MHPTT, RT(R), ARRT
Goal | 07b
Leadership in Health Professions Education
Objective: Demonstrate leadership in health professions education through innovation, mentorship, and reflective practice.
Artifact 17: Digital Leadership: Characteristics of the New Digital Leader Paper from
from Multimedia and Emerging Technologies for Learning in the Health Professions Course (HPTT 604)
Leadership skills and a growth mindset are essential for healthcare leaders in the new digital age. This assignment helped me reflect on my top leadership qualities of setting high standards, striving for continuous improvement, embodying a positive attitude, showing empathy, and having excellent organization and execution skills. These qualities can ultimately be linked to a digital mindset. Having a digital mindset emphasizes my desire for growth and my qualities of setting high standards and continuously striving for improvement helps explain my ambitions of learning new things both in the clinical and educational settings. I want my students and colleagues alike to not settle and to get away from the mentality of “don’t fix what isn’t broken.” Current technology and all the online tools we have at our finger tips digitally will be a huge benefit to us and it takes a leader to influence innovation and change. This assignment also allowed me to think about the great instructors at UNMC who have professionally influenced me throughout my both of my radiation science programs and master's program and am thankful for their mentorship. Two faculty members in particular have showed me what it's like to be innovative in healthcare education and continually set the bar higher and higher for themselves and those around them.

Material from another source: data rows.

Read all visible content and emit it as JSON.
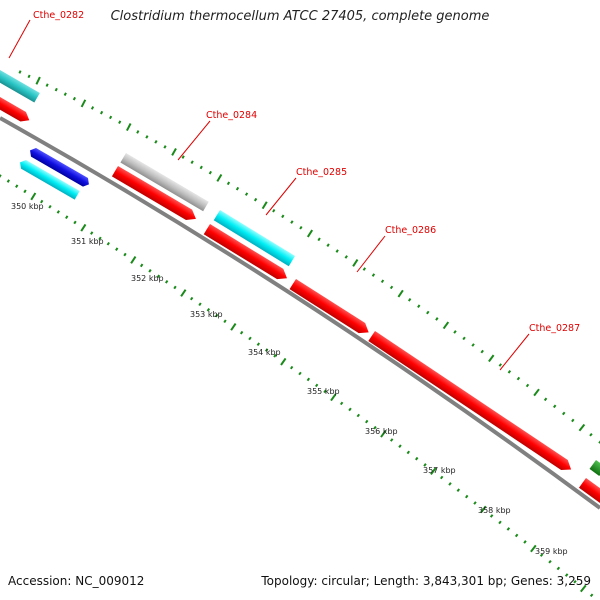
{
  "title": "Clostridium thermocellum ATCC 27405, complete genome",
  "accession": "Accession: NC_009012",
  "summary": "Topology: circular; Length: 3,843,301 bp; Genes: 3,259",
  "colors": {
    "backbone": "#808080",
    "forward_cds": "#ff0000",
    "reverse_cds": "#00e8f0",
    "teal_feature": "#28c4c4",
    "gray_feature": "#c0c0c0",
    "blue_feature": "#1010e0",
    "green_feature": "#1a9a1a",
    "tick": "#1a8a1a",
    "label": "#e00000"
  },
  "ticks": [
    "350 kbp",
    "351 kbp",
    "352 kbp",
    "353 kbp",
    "354 kbp",
    "355 kbp",
    "356 kbp",
    "357 kbp",
    "358 kbp",
    "359 kbp"
  ],
  "gene_labels": [
    "Cthe_0282",
    "Cthe_0284",
    "Cthe_0285",
    "Cthe_0286",
    "Cthe_0287"
  ]
}
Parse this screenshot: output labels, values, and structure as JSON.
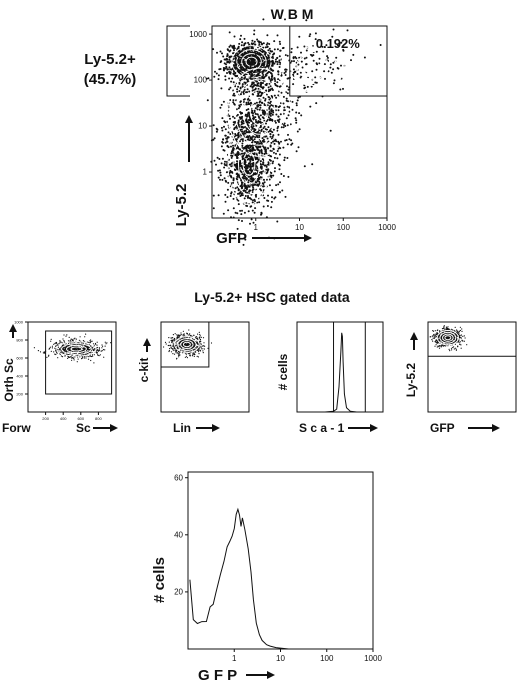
{
  "figure": {
    "main_title": "W B M",
    "gate_label_line1": "Ly-5.2+",
    "gate_label_line2": "(45.7%)",
    "panel_row_title": "Ly-5.2+ HSC gated data"
  },
  "chart_data": [
    {
      "type": "scatter",
      "title": "W B M",
      "xlabel": "GFP",
      "ylabel": "Ly-5.2",
      "xscale": "log",
      "yscale": "log",
      "xlim": [
        0.1,
        1000
      ],
      "ylim": [
        0.1,
        1500
      ],
      "x_ticks": [
        "1",
        "10",
        "100",
        "1000"
      ],
      "y_ticks": [
        "1",
        "10",
        "100",
        "1000"
      ],
      "gate_bracket": {
        "label": "Ly-5.2+",
        "percent": "(45.7%)",
        "y_range": [
          45,
          1500
        ]
      },
      "gate_box": {
        "label": "0.192%",
        "x_range": [
          6,
          1000
        ],
        "y_range": [
          45,
          1500
        ]
      },
      "population": [
        {
          "x": 0.8,
          "y": 250,
          "sx": 0.28,
          "sy": 0.22,
          "n": 900
        },
        {
          "x": 0.7,
          "y": 1.5,
          "sx": 0.3,
          "sy": 0.55,
          "n": 900
        },
        {
          "x": 1.2,
          "y": 20,
          "sx": 0.45,
          "sy": 0.6,
          "n": 600
        },
        {
          "x": 20,
          "y": 200,
          "sx": 0.45,
          "sy": 0.35,
          "n": 120
        }
      ]
    },
    {
      "type": "scatter",
      "xlabel": "Forw Sc",
      "ylabel": "Orth Sc",
      "xlim": [
        0,
        1000
      ],
      "ylim": [
        0,
        1000
      ],
      "x_ticks": [
        "200",
        "400",
        "600",
        "800"
      ],
      "y_ticks": [
        "200",
        "400",
        "600",
        "800",
        "1000"
      ],
      "gate_box": {
        "x_range": [
          200,
          950
        ],
        "y_range": [
          200,
          900
        ]
      },
      "population": [
        {
          "x": 550,
          "y": 700,
          "sx": 140,
          "sy": 50,
          "n": 700
        }
      ]
    },
    {
      "type": "scatter",
      "xlabel": "Lin",
      "ylabel": "c-kit",
      "xscale": "log",
      "yscale": "log",
      "xlim": [
        0.1,
        1000
      ],
      "ylim": [
        0.1,
        1000
      ],
      "gate_box": {
        "x_range": [
          0.1,
          15
        ],
        "y_range": [
          10,
          1000
        ]
      },
      "population": [
        {
          "x": 1.5,
          "y": 100,
          "sx": 0.35,
          "sy": 0.22,
          "n": 700
        }
      ]
    },
    {
      "type": "line",
      "xlabel": "Sca-1",
      "ylabel": "# cells",
      "xscale": "log",
      "xlim": [
        0.1,
        1000
      ],
      "ylim": [
        0,
        125
      ],
      "gate_lines": [
        5,
        150
      ],
      "series": [
        {
          "x": [
            0.1,
            2,
            5,
            7,
            9,
            11,
            12,
            13,
            14,
            16,
            20,
            30,
            60,
            1000
          ],
          "y": [
            0,
            0,
            1,
            4,
            35,
            85,
            110,
            105,
            70,
            25,
            6,
            1,
            0,
            0
          ]
        }
      ]
    },
    {
      "type": "scatter",
      "xlabel": "GFP",
      "ylabel": "Ly-5.2",
      "xscale": "log",
      "yscale": "log",
      "xlim": [
        0.1,
        1000
      ],
      "ylim": [
        0.1,
        1000
      ],
      "gate_box": {
        "x_range": [
          0.1,
          1000
        ],
        "y_range": [
          30,
          1000
        ]
      },
      "population": [
        {
          "x": 0.8,
          "y": 200,
          "sx": 0.3,
          "sy": 0.2,
          "n": 700
        }
      ]
    },
    {
      "type": "line",
      "xlabel": "GFP",
      "ylabel": "# cells",
      "xscale": "log",
      "xlim": [
        0.1,
        1000
      ],
      "ylim": [
        0,
        62
      ],
      "x_ticks": [
        "1",
        "10",
        "100",
        "1000"
      ],
      "y_ticks": [
        "20",
        "40",
        "60"
      ],
      "series": [
        {
          "x": [
            0.11,
            0.13,
            0.16,
            0.2,
            0.25,
            0.3,
            0.35,
            0.4,
            0.5,
            0.6,
            0.7,
            0.8,
            0.9,
            1.0,
            1.1,
            1.2,
            1.3,
            1.4,
            1.5,
            1.7,
            2.0,
            2.3,
            2.6,
            3.0,
            3.5,
            4.0,
            5.0,
            6.0,
            8.0,
            10,
            15,
            100,
            1000
          ],
          "y": [
            25,
            11,
            9,
            9,
            11,
            14,
            17,
            21,
            26,
            30,
            35,
            38,
            40,
            43,
            47,
            50,
            48,
            44,
            45,
            42,
            35,
            27,
            18,
            10,
            5,
            3,
            1.5,
            1,
            0.5,
            0.3,
            0,
            0,
            0
          ]
        }
      ]
    }
  ]
}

Artifact 18: Temporary Instructor Evaluations from Junior Radiography Students in MITS 390R Digital Imaging & 402R Introduction to Radiation Physics
In the fall of 2021, I was given the opportunity to substitute teach for two online UNMC Radiography courses during a three-month maternity leave and allowed me to get my feet wet on the educational side of our field. It has been a few years since I had even taken an x-ray in a clinical setting, let alone teach 35 junior students an introduction to radiation physics course and digital radiography imaging course. To say I felt overwhelmed and nervous was an understatement. However, through great mentorship and instruction from the regular instructor and help when needed from other instructors in the Medical Imaging & Therapeutic Sciences department, I have increased confidence in myself to eventually teach a class of my own one day. The students evaluated my performance and I received an encouraging amount of positive comments to make me believe that I was successful in this temporary position. I also credit the knowledge and communication skills I learned through courses in the Health Professions Teaching and Technology Program to aid me when interacting with students and offering feedback on assignments.